Cuando le preguntan sobre su vida amorosa, titubea, gira su rostro y sonríe. No sabe de qué manera esta convivencia puede responder a la curiosidad inquisidora de los periodistas. No sabe de eso que la tradición ha dado la forma de amor. No hay matrimonio, no hay hijos, pero se las arreglan para sobrevivir el uno con la otra. Su respuesta en la suavidad de su voz es la sobrevivencia que, a pesar de las discusiones en las que aparece el temor a la no-reciprocidad del afecto y la duda sobre su capacidad de amar, se sostiene en la escritura de los hombres que desean y de los que viven despidiéndose. Conocer a Lemée, a ese Yann previo a y desprovisto de Duras, resulta casi imposible. Se le conoce por el nombre que ella le ha dado, como escritor la crítica lo trata como su mimo y lo mantiene a su sombra. Su rol de cuidador y acompañante se robustece junto al envejecimiento y deterioro del cuerpo de ella, que insiste en escribir hasta días antes de su muerte dictándole las palabras a su servil amante. Así le sobrevive por dieciocho años en un apartamento más pequeño que le heredó en la misma calle en la que acostumbraban a pasear, defiende la obra durasiana incluso de su propio hijo y sigue la escritura inspirada en su convivencia.
Cuando le preguntan sobre su vida amorosa, titubea, gira su rostro y sonríe. No sabe de qué manera esta convivencia puede responder a la curiosidad inquisidora de los periodistas. No sabe de eso que la tradición ha dado la forma de amor. No hay matrimonio, no hay hijos, pero se las arreglan para sobrevivir el uno con la otra”.
Intento imaginar a Yann Lemée, qué es lo que piensa y siente, por qué se aísla tras enviudar, por qué desea la muerte. La imposibilidad en torno suyo es casi erótica y logra cautivar a otra escritora. Tras dos años de triste encierro, vuelve a aparecer con la publicación de libros durasianos y el estreno fílmico de la adaptación de uno de ellos. Su regreso ha estado animado por el encuentro con la editora y traductora alemana, Maren Sell, siete años mayor que él.
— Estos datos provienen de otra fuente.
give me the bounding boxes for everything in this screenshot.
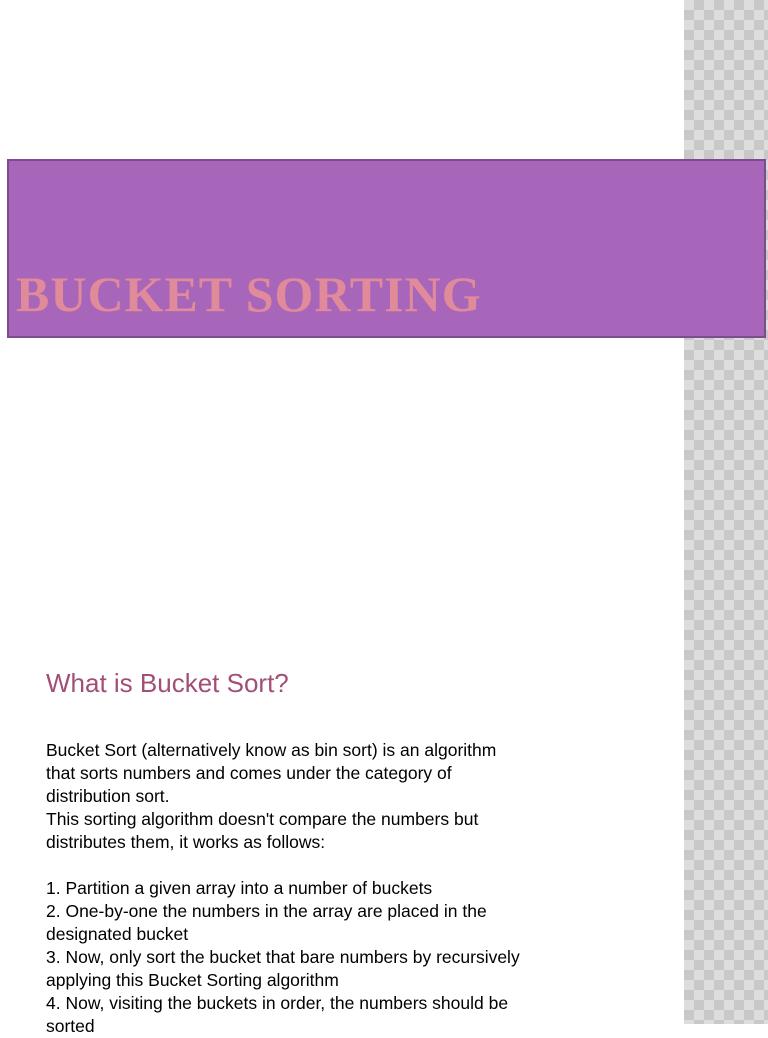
intro-line: This sorting algorithm doesn't compare the numbers but xyxy=(46,809,479,829)
step-line: sorted xyxy=(46,1016,95,1036)
step-line: 1. Partition a given array into a number of buckets xyxy=(46,878,433,898)
slide-title: BUCKET SORTING xyxy=(16,266,482,322)
step-line: 3. Now, only sort the bucket that bare numbers by recursively xyxy=(46,947,520,967)
step-line: 4. Now, visiting the buckets in order, the numbers should be xyxy=(46,993,509,1013)
body-text xyxy=(46,739,586,1038)
section-heading: What is Bucket Sort? xyxy=(46,668,289,698)
intro-line: that sorts numbers and comes under the category of xyxy=(46,763,452,783)
title-band xyxy=(7,159,766,338)
step-line: designated bucket xyxy=(46,924,189,944)
intro-line: distribution sort. xyxy=(46,786,170,806)
step-line: 2. One-by-one the numbers in the array are placed in the xyxy=(46,901,487,921)
intro-line: Bucket Sort (alternatively know as bin sort) is an algorithm xyxy=(46,740,497,760)
decorative-pattern-strip xyxy=(684,0,768,1024)
step-line: applying this Bucket Sorting algorithm xyxy=(46,970,339,990)
paragraph-gap xyxy=(46,854,586,877)
intro-line: distributes them, it works as follows: xyxy=(46,832,326,852)
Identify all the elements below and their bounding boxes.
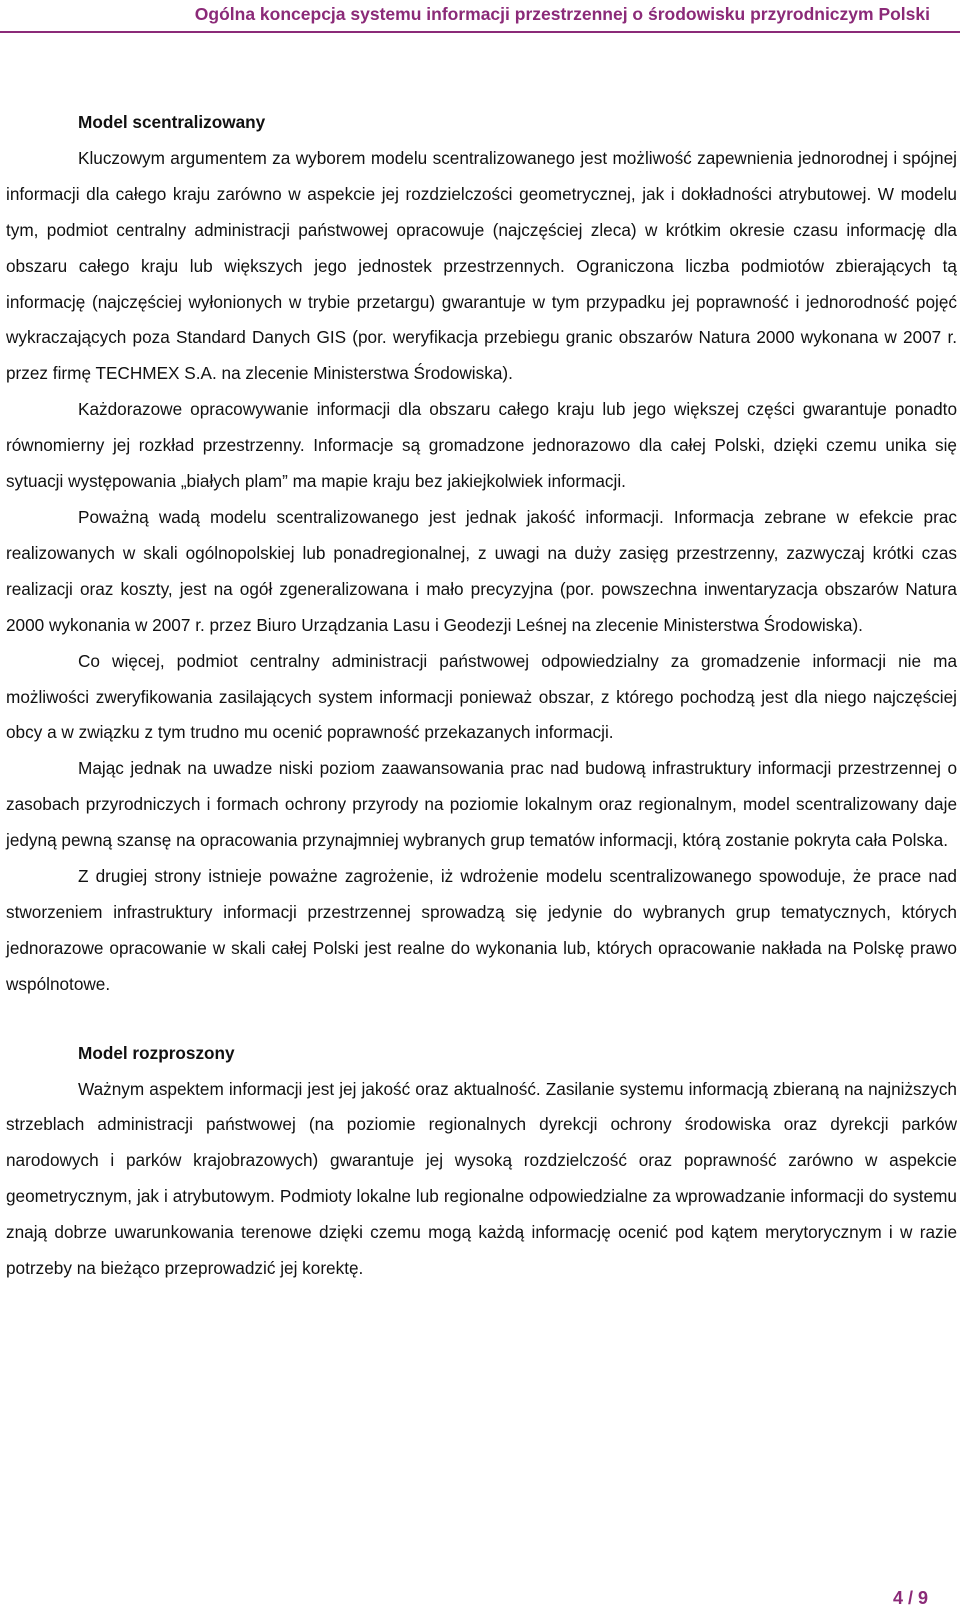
- document-header-title: Ogólna koncepcja systemu informacji przestrzennej o środowisku przyrodniczym Polski: [194, 4, 930, 24]
- paragraph: Co więcej, podmiot centralny administracji państwowej odpowiedzialny za gromadzenie informacji nie ma możliwości zweryfikowania zasilających system informacji ponieważ obszar, z którego pochodzą jest dla niego najczęściej obcy a w związku z tym trudno mu ocenić poprawność przekazanych informacji.: [6, 650, 957, 743]
- document-body: [6, 105, 957, 1287]
- paragraph: Ważnym aspektem informacji jest jej jakość oraz aktualność. Zasilanie systemu informacją zbieraną na najniższych strzeblach administracji państwowej (na poziomie regionalnych dyrekcji ochrony środowiska oraz dyrekcji parków narodowych i parków krajobrazowych) gwarantuje jej wysoką rozdzielczość oraz poprawność zarówno w aspekcie geometrycznym, jak i atrybutowym. Podmioty lokalne lub regionalne odpowiedzialne za wprowadzanie informacji do systemu znają dobrze uwarunkowania terenowe dzięki czemu mogą każdą informację ocenić pod kątem merytorycznym i w razie potrzeby na bieżąco przeprowadzić jej korektę.: [6, 1078, 957, 1279]
- page-number: 4 / 9: [892, 1588, 928, 1608]
- paragraph: Każdorazowe opracowywanie informacji dla obszaru całego kraju lub jego większej części gwarantuje ponadto równomierny jej rozkład przestrzenny. Informacje są gromadzone jednorazowo dla całej Polski, dzięki czemu unika się sytuacji występowania „białych plam” ma mapie kraju bez jakiejkolwiek informacji.: [6, 399, 957, 492]
- section-heading: Model rozproszony: [78, 1042, 235, 1063]
- paragraph: Poważną wadą modelu scentralizowanego jest jednak jakość informacji. Informacja zebrane w efekcie prac realizowanych w skali ogólnopolskiej lub ponadregionalnej, z uwagi na duży zasięg przestrzenny, zazwyczaj krótki czas realizacji oraz koszty, jest na ogół zgeneralizowana i mało precyzyjna (por. powszechna inwentaryzacja obszarów Natura 2000 wykonania w 2007 r. przez Biuro Urządzania Lasu i Geodezji Leśnej na zlecenie Ministerstwa Środowiska).: [6, 506, 957, 635]
- paragraph: Mając jednak na uwadze niski poziom zaawansowania prac nad budową infrastruktury informacji przestrzennej o zasobach przyrodniczych i formach ochrony przyrody na poziomie lokalnym oraz regionalnym, model scentralizowany daje jedyną pewną szansę na opracowania przynajmniej wybranych grup tematów informacji, którą zostanie pokryta cała Polska.: [6, 758, 957, 851]
- section-spacer: [6, 1003, 957, 1036]
- header-divider: [0, 31, 960, 33]
- paragraph: Kluczowym argumentem za wyborem modelu scentralizowanego jest możliwość zapewnienia jednorodnej i spójnej informacji dla całego kraju zarówno w aspekcie jej rozdzielczości geometrycznej, jak i dokładności atrybutowej. W modelu tym, podmiot centralny administracji państwowej opracowuje (najczęściej zleca) w krótkim okresie czasu informację dla obszaru całego kraju lub większych jego jednostek przestrzennych. Ograniczona liczba podmiotów zbierających tą informację (najczęściej wyłonionych w trybie przetargu) gwarantuje w tym przypadku jej poprawność i jednorodność pojęć wykraczających poza Standard Danych GIS (por. weryfikacja przebiegu granic obszarów Natura 2000 wykonana w 2007 r. przez firmę TECHMEX S.A. na zlecenie Ministerstwa Środowiska).: [6, 147, 957, 384]
- paragraph: Z drugiej strony istnieje poważne zagrożenie, iż wdrożenie modelu scentralizowanego spowoduje, że prace nad stworzeniem infrastruktury informacji przestrzennej sprowadzą się jedynie do wybranych grup tematycznych, których jednorazowe opracowanie w skali całej Polski jest realne do wykonania lub, których opracowanie nakłada na Polskę prawo wspólnotowe.: [6, 866, 957, 994]
- section-heading: Model scentralizowany: [78, 112, 266, 132]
Ella se ha encargado de azuzar el deseo en Lemée y de detener su caída con palabras que evocan el fantasma de una escritora que los pena a ambos, y ante el cual exhiben la huidiza dinámica sobre la que se sostiene su romance.
La visibilidad del escritor está sujeta a la intermitencia de luces que se posan sobre él al hablar de la célebre escritora. Han transcurrido más de tres décadas desde aquel verano inaugural de su amor y su cuerpo ha sido extraviado en la sombra de su seudónimo. Los titulares lo reencuentran un día de julio de 2014, aluden a la muerte del último amante de Duras. A su alrededor: los libros, alcohol y otros objetos que solo quedan a la imaginación por la escurridiza figura que ha sido Yann Lemée.